Wilson G L, Bellomo S C, Craighead J E
Diabetologia. 1983 Jan;24(1):38-41. doi: 10.1007/BF00275945.
The M variant of encephalomyocarditis virus (EMC) produces a disease similar to human insulin-dependent diabetes mellitus in some but not all strains of mice. This diabetogenic M variant was found to induce fivefold more interferon than non-diabetogenic strains of EMC in cultures of mouse L 929 fibroblasts. When interferon induced by the M variant was added to monolayers of B cells from both diabetes-'susceptible' CD-1 mice and 'resistant' C57 bl/6 mice before EMC infection, B cell damage and virus replication were delayed. In addition, viral production in B cell cultures from C57 bl/6 mice was reduced five- to tenfold. A similar effect was not found when cultures from CD-1 mice were treated with interferon. Thus, interferon might play an important role in modulating the severity of the initial infection of B cells.

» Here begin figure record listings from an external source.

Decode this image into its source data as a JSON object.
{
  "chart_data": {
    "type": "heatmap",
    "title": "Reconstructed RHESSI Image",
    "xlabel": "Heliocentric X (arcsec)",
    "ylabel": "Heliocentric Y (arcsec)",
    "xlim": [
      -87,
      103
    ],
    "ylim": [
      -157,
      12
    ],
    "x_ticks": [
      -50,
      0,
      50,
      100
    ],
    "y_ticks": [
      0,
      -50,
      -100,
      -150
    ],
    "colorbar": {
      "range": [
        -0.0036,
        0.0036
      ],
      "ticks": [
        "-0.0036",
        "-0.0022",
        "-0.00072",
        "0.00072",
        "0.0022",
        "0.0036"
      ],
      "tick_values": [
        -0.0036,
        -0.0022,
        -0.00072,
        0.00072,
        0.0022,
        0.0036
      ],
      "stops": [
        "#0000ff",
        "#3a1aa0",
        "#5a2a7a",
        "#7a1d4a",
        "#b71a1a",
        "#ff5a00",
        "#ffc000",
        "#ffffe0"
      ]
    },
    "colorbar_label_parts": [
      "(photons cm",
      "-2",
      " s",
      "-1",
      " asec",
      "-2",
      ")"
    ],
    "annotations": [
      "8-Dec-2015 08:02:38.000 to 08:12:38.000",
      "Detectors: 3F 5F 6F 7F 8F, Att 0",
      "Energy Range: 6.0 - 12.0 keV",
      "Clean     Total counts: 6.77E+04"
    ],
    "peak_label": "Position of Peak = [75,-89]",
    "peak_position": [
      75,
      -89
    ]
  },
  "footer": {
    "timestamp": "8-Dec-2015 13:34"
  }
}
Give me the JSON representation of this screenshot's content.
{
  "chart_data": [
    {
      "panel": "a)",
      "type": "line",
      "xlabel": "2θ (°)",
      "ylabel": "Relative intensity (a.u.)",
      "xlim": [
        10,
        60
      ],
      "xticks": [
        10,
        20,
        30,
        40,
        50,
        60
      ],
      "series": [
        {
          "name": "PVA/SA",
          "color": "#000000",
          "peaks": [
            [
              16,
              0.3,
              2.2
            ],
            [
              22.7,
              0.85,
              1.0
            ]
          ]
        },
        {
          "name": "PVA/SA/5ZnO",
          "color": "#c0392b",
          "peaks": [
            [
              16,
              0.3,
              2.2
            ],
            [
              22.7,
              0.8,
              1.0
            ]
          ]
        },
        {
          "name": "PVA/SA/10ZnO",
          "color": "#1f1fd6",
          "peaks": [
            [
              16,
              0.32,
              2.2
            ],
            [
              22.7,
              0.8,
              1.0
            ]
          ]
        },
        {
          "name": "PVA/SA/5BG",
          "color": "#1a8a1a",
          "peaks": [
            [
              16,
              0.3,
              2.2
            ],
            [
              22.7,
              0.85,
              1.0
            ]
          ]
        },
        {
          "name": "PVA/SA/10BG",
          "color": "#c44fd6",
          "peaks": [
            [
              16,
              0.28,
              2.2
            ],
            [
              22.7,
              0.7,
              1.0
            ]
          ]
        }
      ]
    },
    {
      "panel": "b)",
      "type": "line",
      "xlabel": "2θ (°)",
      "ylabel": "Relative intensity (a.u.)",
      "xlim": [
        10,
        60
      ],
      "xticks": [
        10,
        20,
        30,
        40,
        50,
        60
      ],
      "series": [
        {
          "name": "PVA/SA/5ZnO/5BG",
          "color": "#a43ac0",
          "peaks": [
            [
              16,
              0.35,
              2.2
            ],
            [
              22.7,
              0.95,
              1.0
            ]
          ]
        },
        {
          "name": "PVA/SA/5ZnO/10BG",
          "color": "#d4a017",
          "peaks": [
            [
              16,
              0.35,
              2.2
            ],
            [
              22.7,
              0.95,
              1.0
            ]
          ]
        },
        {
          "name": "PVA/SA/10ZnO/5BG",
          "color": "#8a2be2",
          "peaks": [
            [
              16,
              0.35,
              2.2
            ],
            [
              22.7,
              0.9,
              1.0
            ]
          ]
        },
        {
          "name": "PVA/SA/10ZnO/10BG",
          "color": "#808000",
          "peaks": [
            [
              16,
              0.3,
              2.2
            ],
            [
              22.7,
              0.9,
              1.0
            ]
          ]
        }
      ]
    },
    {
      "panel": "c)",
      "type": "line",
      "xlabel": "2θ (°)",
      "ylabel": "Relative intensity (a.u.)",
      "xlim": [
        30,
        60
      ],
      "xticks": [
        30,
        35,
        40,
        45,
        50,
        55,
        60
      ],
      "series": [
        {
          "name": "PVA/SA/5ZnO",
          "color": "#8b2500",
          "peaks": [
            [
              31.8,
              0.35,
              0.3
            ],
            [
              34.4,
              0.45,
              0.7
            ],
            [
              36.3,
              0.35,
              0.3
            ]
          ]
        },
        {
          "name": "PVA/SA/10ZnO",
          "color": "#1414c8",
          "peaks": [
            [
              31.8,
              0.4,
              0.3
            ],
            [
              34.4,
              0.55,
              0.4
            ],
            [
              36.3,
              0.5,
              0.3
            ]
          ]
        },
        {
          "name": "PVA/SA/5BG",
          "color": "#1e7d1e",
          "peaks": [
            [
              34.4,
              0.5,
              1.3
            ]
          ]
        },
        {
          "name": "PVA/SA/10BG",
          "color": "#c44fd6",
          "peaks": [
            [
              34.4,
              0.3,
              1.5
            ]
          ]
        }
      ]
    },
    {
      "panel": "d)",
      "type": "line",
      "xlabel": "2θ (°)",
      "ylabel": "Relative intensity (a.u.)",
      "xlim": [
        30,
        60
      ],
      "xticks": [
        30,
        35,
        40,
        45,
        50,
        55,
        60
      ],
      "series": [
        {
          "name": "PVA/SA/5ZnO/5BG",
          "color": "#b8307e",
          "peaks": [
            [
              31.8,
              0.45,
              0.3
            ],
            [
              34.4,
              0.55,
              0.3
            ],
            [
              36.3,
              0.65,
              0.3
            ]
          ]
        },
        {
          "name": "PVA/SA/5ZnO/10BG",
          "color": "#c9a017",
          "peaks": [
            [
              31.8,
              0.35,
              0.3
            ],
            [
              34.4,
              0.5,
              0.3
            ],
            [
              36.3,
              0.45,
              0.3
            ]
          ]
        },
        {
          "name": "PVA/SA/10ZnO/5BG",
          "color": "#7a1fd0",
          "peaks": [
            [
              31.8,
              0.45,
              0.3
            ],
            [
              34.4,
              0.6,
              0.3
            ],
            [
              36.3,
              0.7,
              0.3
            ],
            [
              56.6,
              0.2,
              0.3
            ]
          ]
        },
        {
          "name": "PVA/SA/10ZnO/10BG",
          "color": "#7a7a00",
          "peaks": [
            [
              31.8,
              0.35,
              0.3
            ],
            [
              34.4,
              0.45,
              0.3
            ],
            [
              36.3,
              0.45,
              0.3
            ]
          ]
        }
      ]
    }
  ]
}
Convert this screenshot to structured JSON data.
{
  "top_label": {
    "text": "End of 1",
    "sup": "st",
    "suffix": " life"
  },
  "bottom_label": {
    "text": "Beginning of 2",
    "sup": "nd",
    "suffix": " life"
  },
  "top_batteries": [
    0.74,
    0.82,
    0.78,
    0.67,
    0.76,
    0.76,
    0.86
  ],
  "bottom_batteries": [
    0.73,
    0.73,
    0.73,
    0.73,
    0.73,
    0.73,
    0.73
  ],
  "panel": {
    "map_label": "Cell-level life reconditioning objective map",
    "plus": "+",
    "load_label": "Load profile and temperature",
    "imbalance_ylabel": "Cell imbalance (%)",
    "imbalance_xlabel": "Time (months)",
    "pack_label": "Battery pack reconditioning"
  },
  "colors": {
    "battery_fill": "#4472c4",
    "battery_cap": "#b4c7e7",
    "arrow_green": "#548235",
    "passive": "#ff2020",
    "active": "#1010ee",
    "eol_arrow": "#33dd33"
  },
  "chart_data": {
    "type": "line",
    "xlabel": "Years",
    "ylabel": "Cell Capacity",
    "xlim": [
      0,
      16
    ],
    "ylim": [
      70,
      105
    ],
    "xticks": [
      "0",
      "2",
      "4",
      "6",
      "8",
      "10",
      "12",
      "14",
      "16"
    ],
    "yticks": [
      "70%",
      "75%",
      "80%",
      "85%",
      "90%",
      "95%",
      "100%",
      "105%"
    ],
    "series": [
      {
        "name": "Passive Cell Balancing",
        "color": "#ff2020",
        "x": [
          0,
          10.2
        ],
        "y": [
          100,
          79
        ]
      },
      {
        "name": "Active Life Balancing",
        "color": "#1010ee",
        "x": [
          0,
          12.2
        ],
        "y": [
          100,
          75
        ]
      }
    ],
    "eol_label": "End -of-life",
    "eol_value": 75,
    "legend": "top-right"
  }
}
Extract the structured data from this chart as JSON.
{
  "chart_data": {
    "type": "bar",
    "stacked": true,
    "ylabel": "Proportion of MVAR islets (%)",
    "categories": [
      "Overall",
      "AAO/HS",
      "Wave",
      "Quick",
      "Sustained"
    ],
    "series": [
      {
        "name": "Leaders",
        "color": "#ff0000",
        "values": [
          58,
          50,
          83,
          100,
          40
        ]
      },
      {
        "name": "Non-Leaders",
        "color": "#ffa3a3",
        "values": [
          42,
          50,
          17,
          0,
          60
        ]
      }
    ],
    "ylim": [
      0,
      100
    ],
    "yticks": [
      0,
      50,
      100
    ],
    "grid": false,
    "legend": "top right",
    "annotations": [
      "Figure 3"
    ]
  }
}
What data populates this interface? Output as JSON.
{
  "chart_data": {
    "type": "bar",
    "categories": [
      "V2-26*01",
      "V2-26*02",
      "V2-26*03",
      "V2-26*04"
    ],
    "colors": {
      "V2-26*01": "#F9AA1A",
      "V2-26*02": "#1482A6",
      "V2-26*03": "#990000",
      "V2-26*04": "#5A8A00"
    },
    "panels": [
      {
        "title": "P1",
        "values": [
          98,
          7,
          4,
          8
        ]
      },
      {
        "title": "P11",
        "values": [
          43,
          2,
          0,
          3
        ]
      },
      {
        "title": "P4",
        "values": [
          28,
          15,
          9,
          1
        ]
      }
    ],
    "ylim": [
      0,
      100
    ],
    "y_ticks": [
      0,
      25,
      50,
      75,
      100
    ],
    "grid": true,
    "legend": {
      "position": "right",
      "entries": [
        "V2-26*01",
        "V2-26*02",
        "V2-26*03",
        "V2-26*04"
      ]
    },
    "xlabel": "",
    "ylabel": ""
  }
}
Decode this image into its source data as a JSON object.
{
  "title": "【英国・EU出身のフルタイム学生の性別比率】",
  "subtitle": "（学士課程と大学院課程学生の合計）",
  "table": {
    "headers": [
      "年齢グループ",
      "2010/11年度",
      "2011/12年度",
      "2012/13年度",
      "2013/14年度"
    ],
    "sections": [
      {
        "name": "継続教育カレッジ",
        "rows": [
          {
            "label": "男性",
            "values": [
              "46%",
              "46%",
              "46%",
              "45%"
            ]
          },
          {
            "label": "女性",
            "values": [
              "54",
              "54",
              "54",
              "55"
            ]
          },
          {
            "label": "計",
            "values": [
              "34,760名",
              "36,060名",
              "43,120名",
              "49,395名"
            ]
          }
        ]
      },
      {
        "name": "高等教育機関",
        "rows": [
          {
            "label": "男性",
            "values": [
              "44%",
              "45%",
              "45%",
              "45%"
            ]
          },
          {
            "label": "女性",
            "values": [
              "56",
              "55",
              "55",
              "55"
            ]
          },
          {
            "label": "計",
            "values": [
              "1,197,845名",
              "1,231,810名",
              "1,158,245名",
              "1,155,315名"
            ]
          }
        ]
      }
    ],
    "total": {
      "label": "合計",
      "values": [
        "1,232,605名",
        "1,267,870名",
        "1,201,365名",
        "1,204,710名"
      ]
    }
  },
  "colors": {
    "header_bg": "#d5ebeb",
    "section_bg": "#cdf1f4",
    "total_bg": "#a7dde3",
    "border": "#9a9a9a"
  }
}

脑心肌炎病毒(EMC)的M变种在部分而非所有品系的小鼠中会引发一种类似于人类胰岛素依赖型糖尿病的疾病。在小鼠L 929成纤维细胞培养物中,这种致糖尿病的M变种所诱导产生的干扰素比非致糖尿病的EMC品系多五倍。在EMC感染之前,将M变种诱导产生的干扰素添加到来自糖尿病“易感”的CD - 1小鼠和“抗性”的C57 bl/6小鼠的B细胞单层中时,B细胞损伤和病毒复制会延迟。此外,C57 bl/6小鼠B细胞培养物中的病毒产生量减少了五至十倍。用干扰素处理CD - 1小鼠的培养物时未发现类似效果。因此,干扰素可能在调节B细胞初始感染的严重程度方面发挥重要作用。